Cath lab vs IR travel

Specialties Travel


  • Specializes in 3 years MS/Tele, 10 years total ICU, 5 travel.

Hello all! I have about 10 years in ICU, 5 of them traveling, and while I won't go into why, I'm about ready to get out (of ICU, still love travel). I know that I will have to stop traveling for at least 2 years to switch specialties. That said, there are 2 hospitals within 30 minutes of home base. Both have openings in cath lab, one has openings in interventional radiology. I find the idea of either one fascinating.

 I'm aware that cath lab generally has lots of call, and that seems to be the biggest thing people dislike about it. But I would eventually want to return to traveling after I get enough experience, and I have always seen postings.

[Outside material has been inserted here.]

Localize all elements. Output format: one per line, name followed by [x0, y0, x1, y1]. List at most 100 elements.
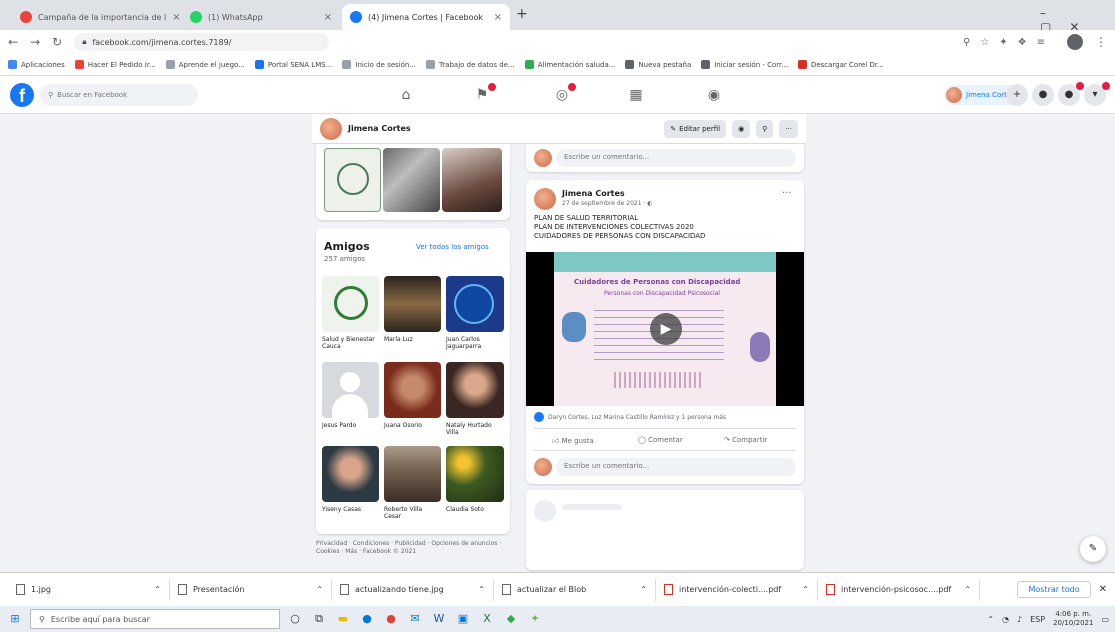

Cath lab folks, is call really that bad?

It also seems from what I've heard, that IR doesn't have as much call and has more varied cases. But I don't recall having seen a lot of travel needs in that field. For the IR folks here, do you tend to have lots of call, and have you had problems finding assignments? Or are assignments only in the bigger metropolitan areas?

Thank you all for any answers or advice.


1 Article; 5,770 Posts

In the past, demand for cath lab has been so high that they will take ICU travelers. So you might be able to shortcut the staff job. Not trying to talk you out of that, it is the best way to go. Still, not sure about current demand, but again historically huge, which also meant it paid better than most specialties (if you are into money).

Cardiac experience is pretty much a must for the cath lab. One traveler described it to me as CVICU on steroids! Which he loved about it, the challenge of recovering open heart patients wasn't enough.

IR, no heart experience needed at all. To my mind, (other than the clinical heart stuff), both just require some knowledge of sterile back fields (very poor sterile technique in cath labs when I float there), some ability to follow what is happening on the radiology screen, and some knowledge of common procedures and actions to take if things go south.

You are completely correct about call. And you will get called in a lot on call to the cath lab. And yes, that can be quite painful. If you take call at nights (scheduled cases will all be daytime), you may get called in every night. Depends on your tolerance for missed sleep which could be age dependent as well.

And of course, you have to be willing to wear heavy and hot lead overcoats (or jacket and skirt) and thyroid protection much of the time. Some wear lead glass eye protection as well. And a mask and head covering (to maintain sterile field).

And work in a darkened room watching monitors. You certainly have to love the work! I'd suggest shadowing a nurse to figure that out before agreeing to a staff job. I've never actually talked to a cath lab nurse who hated it, so my thoughts are based on normal prudence for such a big change, not really negative.

Specializes in ICU nephrology.

very interesting and realistic comments above.